Beide Keynotes sind unter folgendem Link abrufbar: www.pv-kongress.at/kongress-2020/keynotes/


4 Webinare und eine Podiumsdiskussion
Mit den Webinaren wurden vier profunde, jeweils über eine Stunde dauernde Informationsveranstaltungen zu speziellen Themen angeboten. Mit der Podiumsdiskussion, an der auch die Steirische Landesrätin Juliane Bogner-Strauß teilnahm, gelang es, das Thema auch über den rein fachlichen Zugang hinaus zu beleuchten und politische Aspekte zu berücksichtigen. Auch hier gibt es die Nachlese:
https://www.pv-kongress.at/kongress-2020/webinare/

Sessions als aufgesplittete Kurzbeiträge aus allen Bereichen der Primärversorgung
Ein Pool an Kurzvideos, Videobotschaften oder Kurzvorträgen unter dem Begriff Sessions stellt ein optimales Nachschlagewerk und Suchoption dar. Hier wurden unter 10 Sammelbegriffen von Sozialversicherung bis Therapie, von Apotheke bis Pflege jedes mittel- oder unmittelbare Thema abgehandelt. Dies sollte nach der Intention der Veranstalter ein Ersatz für die Side-Expo sein, die den Kongress bisher immer merklich belebt hatte. Diese wertvolle Sammlung an Beiträgen zu viele Themen und benachbarten Disziplinen ist weiterhin abrufbar: www.pv-kongress.at/kongress-2020/sessions/

Schlussbilanz
Kann ein Web-Event einen Kongress ersetzen, kann man so das Gleiche bieten? Trotz der schwierigen Umstände, haben die Organisatoren es geschafft, die Wissens- und Informationsvermittlung als essentielles Element des Kongresses zu bewahren. Darüber hinaus sind die Beiträge auch längerfristig online unter www.pv-kongress.at/kongress-2020 verfügbar und tragen so zu einer nachhaltigen Wirkung des Kongresses bei.
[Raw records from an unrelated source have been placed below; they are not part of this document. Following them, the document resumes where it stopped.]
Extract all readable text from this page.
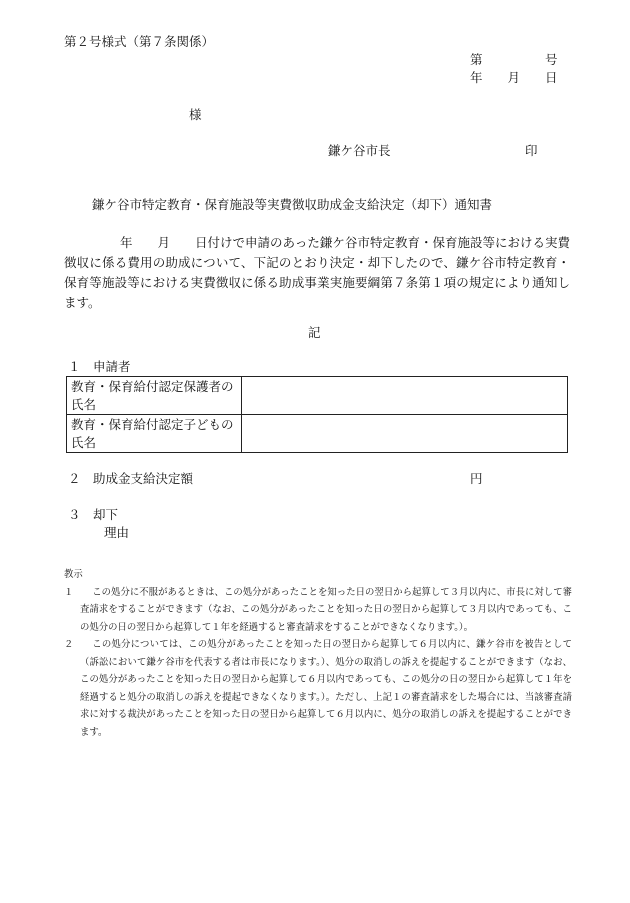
第２号様式（第７条関係）
第　　　　　号
年　　月　　日
様
鎌ケ谷市長	印
鎌ケ谷市特定教育・保育施設等実費徴収助成金支給決定（却下）通知書

年　　月　　日付けで申請のあった鎌ケ谷市特定教育・保育施設等における実費徴収に係る費用の助成について、下記のとおり決定・却下したので、鎌ケ谷市特定教育・保育等施設等における実費徴収に係る助成事業実施要綱第７条第１項の規定により通知します。

記
１　申請者
教育・保育給付認定保護者の氏名	
教育・保育給付認定子どもの氏名	
２　助成金支給決定額	円
３　却下
理由

教示

１	この処分に不服があるときは、この処分があったことを知った日の翌日から起算して３月以内に、市長に対して審査請求をすることができます（なお、この処分があったことを知った日の翌日から起算して３月以内であっても、この処分の日の翌日から起算して１年を経過すると審査請求をすることができなくなります。）。
２	この処分については、この処分があったことを知った日の翌日から起算して６月以内に、鎌ケ谷市を被告として（訴訟において鎌ケ谷市を代表する者は市長になります。）、処分の取消しの訴えを提起することができます（なお、この処分があったことを知った日の翌日から起算して６月以内であっても、この処分の日の翌日から起算して１年を経過すると処分の取消しの訴えを提起できなくなります。）。ただし、上記１の審査請求をした場合には、当該審査請求に対する裁決があったことを知った日の翌日から起算して６月以内に、処分の取消しの訴えを提起することができます。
Was natürlich fehlt und fehlte ist der persönliche Kontakt, das Wiedersehen, Kennenlernen, sich gegenseitig ansprechen und aussprechen. Den Veranstaltern sei auf jeden Fall gratuliert und gedankt! Der Kongress hat sich nicht von einem Virus an der Verfolgung seiner/unserer Interessen im Thema Primärversorgung hindern lassen.